En plus des risques élevés de superposition des blocs pétroliers et gaziers avec les aires marines protégées et sensibles, il est certain que les opérations relatives aux études sismiques auront des effets néfastes sur l’environnement naturel et humain des zones concernées, en particulier sur la faune dont les mammifères marins, tandis que la mise en valeur et la production de gaz et de pétrole ne feront qu’aggraver les émissions de gaz à effets de serre qui sont en grande partie responsables du fait que Madagascar est le 3ème pays au monde le plus gravement affecté par le changement climatique.
Par ailleurs, nous nous demandons sur quelle base juridique sera faite cette attribution de licences, sachant que la refonte du Code Pétrolier 96-018 est toujours en cours et reste inachevée depuis 2008. Normalement, le Code Pétrolier énonce les principes de droit, tandis que les dispositions qui peuvent nécessiter des adaptations ou ajustements périodiques (telles que les procédures administratives, les frais administratifs, etc.) sont fixées par voie réglementaire. Or, depuis l’adoption de ce Code Pétrolier en 1996, il n’y a eu qu’un seul décret d’application, à savoir le Décret 97-740 sur les titres miniers.

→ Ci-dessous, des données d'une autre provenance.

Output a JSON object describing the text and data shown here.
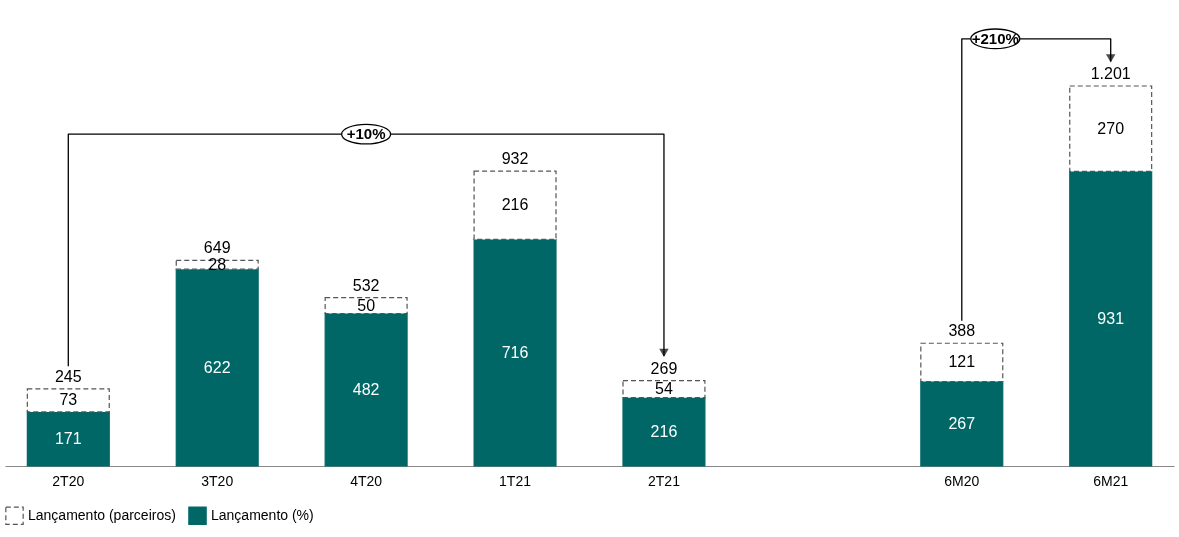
{
  "chart_data": {
    "type": "bar",
    "stacked": true,
    "categories": [
      "2T20",
      "3T20",
      "4T20",
      "1T21",
      "2T21",
      null,
      "6M20",
      "6M21"
    ],
    "series": [
      {
        "name": "Lançamento (%)",
        "color": "#006666",
        "values": [
          171,
          622,
          482,
          716,
          216,
          null,
          267,
          931
        ]
      },
      {
        "name": "Lançamento (parceiros)",
        "color": "#ffffff",
        "line_style": "dashed",
        "values": [
          73,
          28,
          50,
          216,
          54,
          null,
          121,
          270
        ]
      }
    ],
    "totals": [
      "245",
      "649",
      "532",
      "932",
      "269",
      null,
      "388",
      "1.201"
    ],
    "data_labels": true,
    "legend": "bottom",
    "grid": false,
    "annotations": [
      "+10%",
      "+210%"
    ]
  }
}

- La détermination et la hâte manifestées par l’OMNIS et le Gouvernement sont inquiétantes, en l’absence d’un cadre légal et règlementaire adéquat, et dans un contexte politique et institutionnel où des changements imminents sont attendus au sein du gouvernement et des institutions concernées. En raison de toutes ces préoccupations, les organisations de la société civile signataires de ce Communiqué lancent un appel urgent au Ministère des Mines et du Pétrole, à l’OMNIS et à toutes les autorités compétentes à :
- suspendre la campagne de promotion pour l’attribution de licences sur les 44 blocs pétroliers et gaziers susmentionnés ;
- reprendre les ateliers régionaux prévus depuis le mois de mars 2017 avec les représentants des secteurs public et privé, des autorités locales, des élus et de la société civile, en vue d’achever la révision du Code Pétrolier et ses textes d’application dans le cadre d’une démarche participative et inclusive ;
- assurer la transparence au sujet de la situation de ces 44 blocs miniers en publiant toutes les informations sur leurs aspects techniques et géo-scientifiques, les modalités et critères d’attribution prévus, ainsi que les résultats des études qui ont été faites préalablement à l’ouverture du cycle de licences et qui ont conduit à les promouvoir ainsi ;
- entreprendre une série de consultations avec toutes les parties prenantes du secteur, y compris les petits pêcheurs artisanaux et les communautés côtières concernés, en vue de garantir leur consentement libre, informé et préalable à la mise en exploration et exploitation des blocs offshore pétroliers et gaziers dans le bassin de Morondava.